The ripple of subprime foreclosures was key to Moszkowski's rating downgrade. Lehman and Bear Stearns, the fourth- and fifth-biggest U.S. securities firms, will be hurt because of their dependence on debt markets, and Citigroup may be pinched by loans and leveraged-finance commitments, Moszkowski wrote in a note to investors today, according to Bloomberg.com. He also cut his profit estimates for these firms and JPMorgan Chase & Co. Stocks fell for all four after this "news" got out. The already wounded Lehman Brothers stock value has dropped 29% and Bear Stearns' is down 33% this year. So much for investor confidence in the asset-backed securities.
While the stock market, especially, investment banks began a new race to the bottom on this Merrill Lynch report, a desperate Carlyle Group infused its Guernsey, U.K.-based credit-investment affiliate with another -- its second of late -- $100 million loan just in case market volatility continues.
Meanwhile, the world's largest hedge fund, Renaissance Technologies with assets at $30 billion and by billionaire James Simons, let it out that it may sell a minority stake to a big investor and/or group of investors, according to the Financial Times.
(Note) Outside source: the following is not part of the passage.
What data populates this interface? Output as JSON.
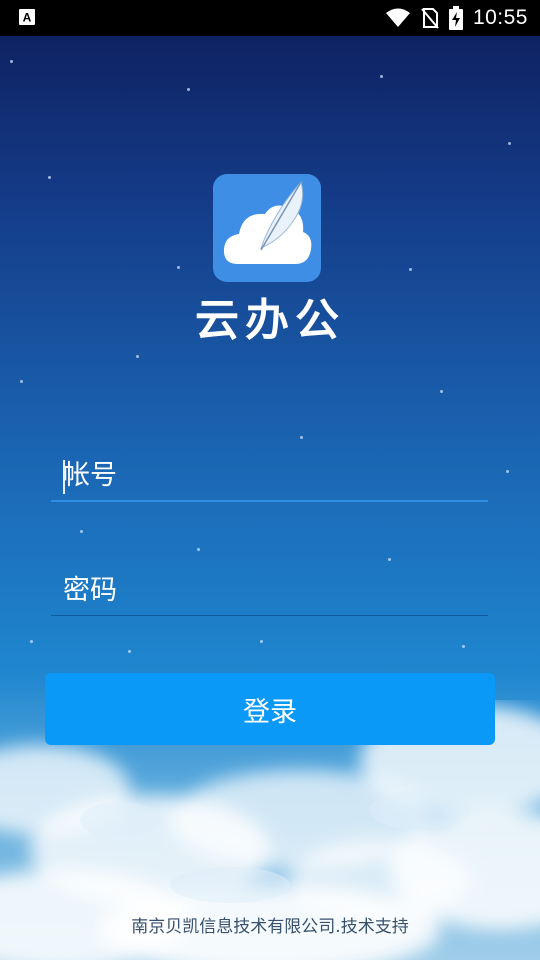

The FT straight-faced, wrote that "Renaissance may believe the crisis in the US credit markets and global flight to safety among investors will be short-lived" so there's "ample opportunity" to keep earning." This "bullishness" by Renaissance is in the face of a growing line up of funds, AQR, KKR etc. desperately trying to hold together deals as the credit markets dry up.